The NPL offering announced Tuesday (FNMA 2016-NPL1) includes 6,700 loans totaling $1.35 billion in aggregate unpaid principal balance (UPB), making it the largest Fannie Mae NPL sale of the four in terms of UPB. The previous largest was $1.24 billion in November 2015.
Fannie Mae’s most recent offering includes four larger pools and a Community Impact Pool (FNMA 2016-CIP1), a geographically-focused, high occupancy pool that is marketed to encourage participation from smaller investors, non-profits, and minority- and women-owned businesses in the bidding.
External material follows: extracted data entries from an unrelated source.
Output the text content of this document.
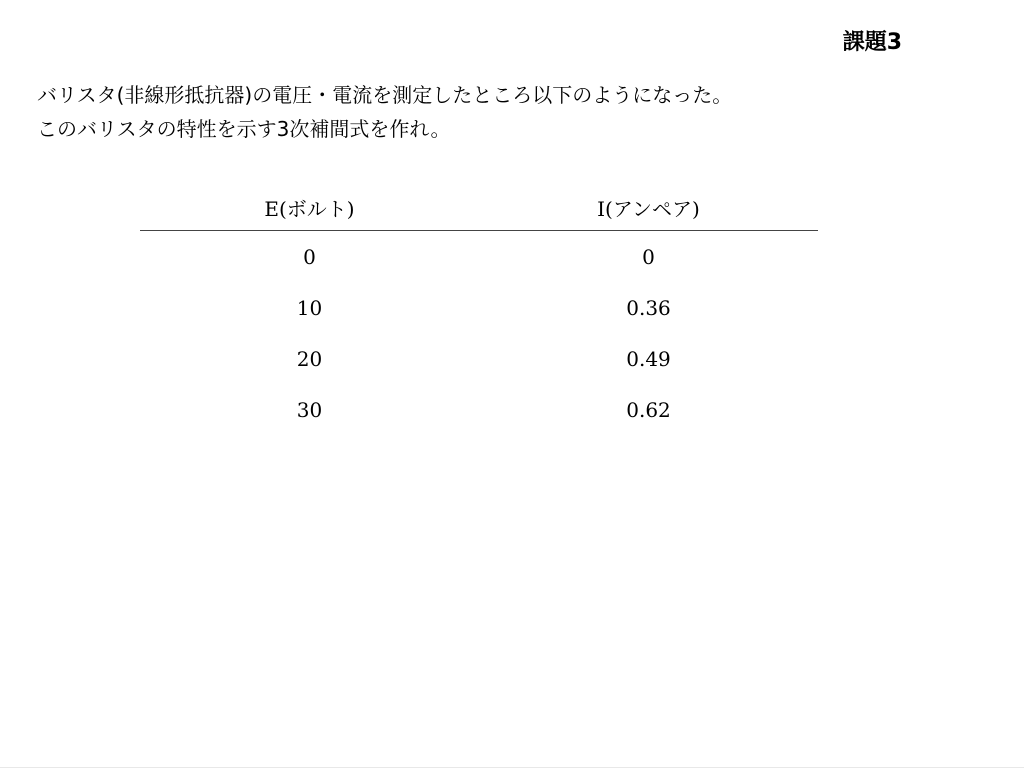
課題3
バリスタ(非線形抵抗器)の電圧・電流を測定したところ以下のようになった。
このバリスタの特性を示す3次補間式を作れ。
E(ボルト)	I(アンペア)
0	0
10	0.36
20	0.49
30	0.62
The Community Impact pool is focused in Miami and includes 60 loans totaling $14.5 million in UPB. It will be Fannie Mae’s second sale of a Community Impact Pool; the first occurred in August 2015, when non-profit New Jersey Community Capital purchased a pool of 75 loans for $11 million.
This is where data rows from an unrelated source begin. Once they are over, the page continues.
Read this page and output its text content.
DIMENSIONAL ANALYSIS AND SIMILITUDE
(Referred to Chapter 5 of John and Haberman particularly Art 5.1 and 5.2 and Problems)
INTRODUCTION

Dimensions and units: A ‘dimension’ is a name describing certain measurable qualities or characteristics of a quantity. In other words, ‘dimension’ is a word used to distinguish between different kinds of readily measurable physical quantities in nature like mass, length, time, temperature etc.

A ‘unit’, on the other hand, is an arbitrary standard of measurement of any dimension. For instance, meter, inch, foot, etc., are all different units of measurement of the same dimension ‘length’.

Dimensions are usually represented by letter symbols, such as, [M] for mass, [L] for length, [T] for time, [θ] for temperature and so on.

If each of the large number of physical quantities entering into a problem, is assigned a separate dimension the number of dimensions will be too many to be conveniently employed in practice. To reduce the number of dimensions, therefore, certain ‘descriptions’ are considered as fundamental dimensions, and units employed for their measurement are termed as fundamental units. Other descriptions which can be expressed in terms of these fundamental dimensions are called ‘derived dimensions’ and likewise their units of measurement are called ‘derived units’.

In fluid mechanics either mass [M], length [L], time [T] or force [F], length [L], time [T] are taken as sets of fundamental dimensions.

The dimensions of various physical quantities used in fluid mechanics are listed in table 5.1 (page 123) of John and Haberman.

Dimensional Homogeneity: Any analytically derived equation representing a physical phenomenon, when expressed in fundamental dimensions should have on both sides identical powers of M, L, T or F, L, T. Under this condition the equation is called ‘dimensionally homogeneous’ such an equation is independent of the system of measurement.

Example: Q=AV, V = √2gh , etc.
“We are pleased to be offering our second Community Impact Pool sale, which will provide these borrowers with additional options to avoid foreclosure, while reducing the number of seriously delinquent loans that we own,” said Joy Cianci, Fannie Mae’s SVP for Credit Portfolio Management. “We will continue to structure pool sales to encourage participation by non-profits and minority- and women-owned businesses.”
“These transactions are intended to reduce the number of seriously delinquent loans that Fannie Mae owns, to help stabilize neighborhoods, and to offer borrowers access to additional foreclosure prevention options.”
Joy Cianci, Fannie Mae
Bids are due for the four larger pools on February 3, while bids are due for the Community Impact Pool on February 18. Qualified bidders must meet FHFA’s guidelines, which include offering a “waterfall” of resolution tactics to the delinquent borrowers and exhausting all loss mitigation possibilities before proceeding with foreclosure. The loans offered in Fannie Mae’s NPL auctions are deeply delinquent, sometimes by as many as one, two, or three years, meaning many of them are either in some stage of loss mitigation or are in foreclosure.
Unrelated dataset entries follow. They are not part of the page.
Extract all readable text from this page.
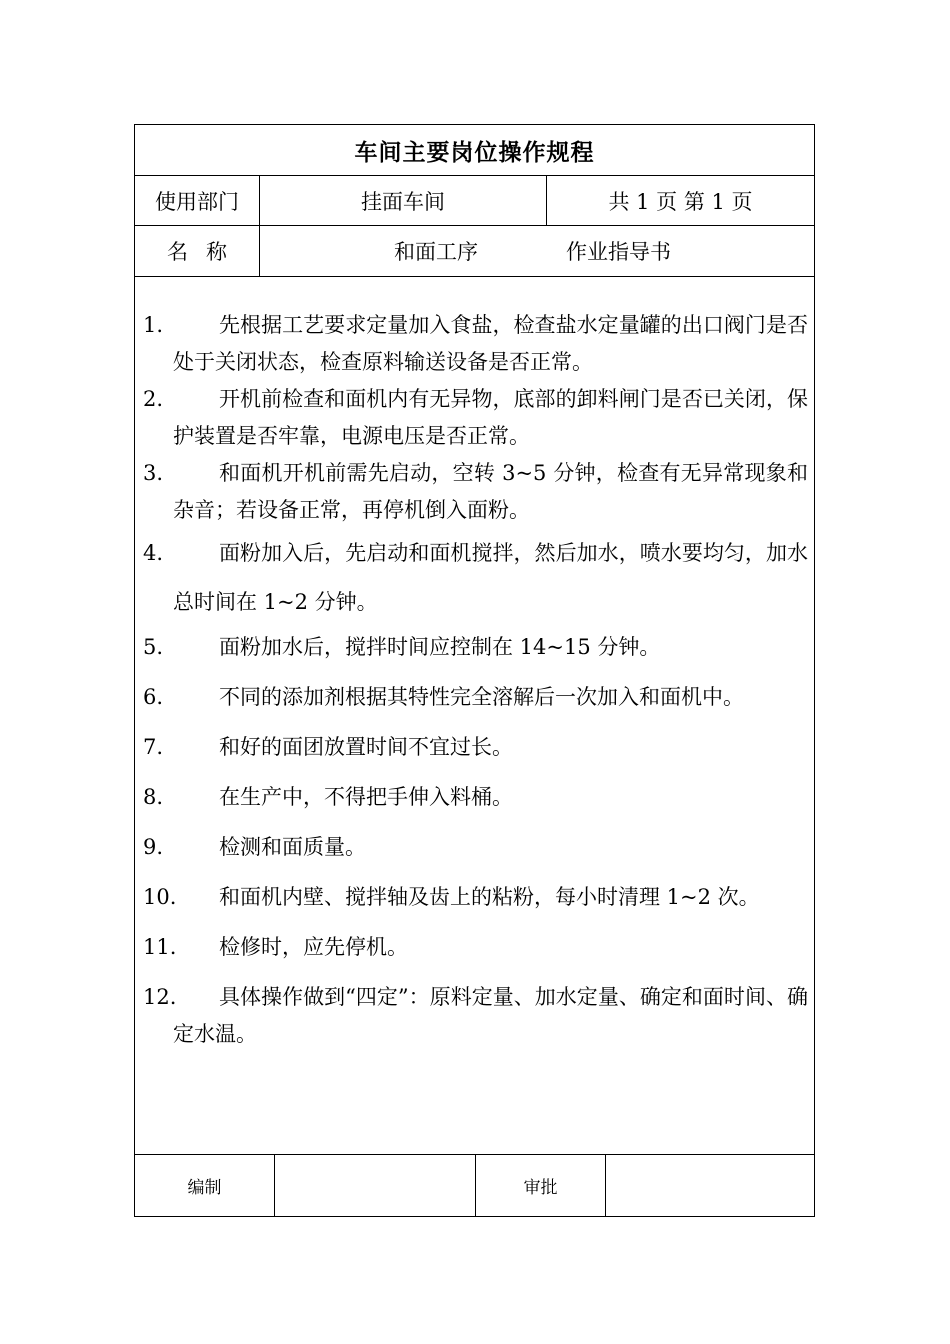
车间主要岗位操作规程
使用部门	挂面车间	共 1 页 第 1 页
名称	和面工序	作业指导书
1.	先根据工艺要求定量加入食盐，检查盐水定量罐的出口阀门是否处于关闭状态，检查原料输送设备是否正常。
2.	开机前检查和面机内有无异物，底部的卸料闸门是否已关闭，保护装置是否牢靠，电源电压是否正常。
3.	和面机开机前需先启动，空转 3~5 分钟，检查有无异常现象和杂音；若设备正常，再停机倒入面粉。
4.	面粉加入后，先启动和面机搅拌，然后加水，喷水要均匀，加水总时间在 1~2 分钟。
5.	面粉加水后，搅拌时间应控制在 14~15 分钟。
6.	不同的添加剂根据其特性完全溶解后一次加入和面机中。
7.	和好的面团放置时间不宜过长。
8.	在生产中，不得把手伸入料桶。
9.	检测和面质量。
10.	和面机内壁、搅拌轴及齿上的粘粉，每小时清理 1~2 次。
11.	检修时，应先停机。
12.	具体操作做到“四定”：原料定量、加水定量、确定和面时间、确定水温。
编制	审批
Fannie Mae’s previous three bulk NPL auctions, all executed in 2015, have resulted in the sale of approximately 13,900 deeply delinquent, non-performing loans totaling approximately $2.73 billion in UPB. In April 2015 when Fannie Mae made the announcement that it would be conducting bulk NPL auctions, Cianci said, “These transactions are intended to reduce the number of seriously delinquent loans that Fannie Mae owns, to help stabilize neighborhoods, and to offer borrowers access to additional foreclosure prevention options. Our goal is to market these loans to a diverse range of buyers.”
The most recent Fannie Mae NPL sale was completed in November and included 7,000 loans sold in three pools, totaling $1.24 billion in UPB. Fortress (New Residential Investment Corp.) was the winner for two of the pools and Goldman Sachs (MTGLQ Investors, L.P.) was the winner of the other.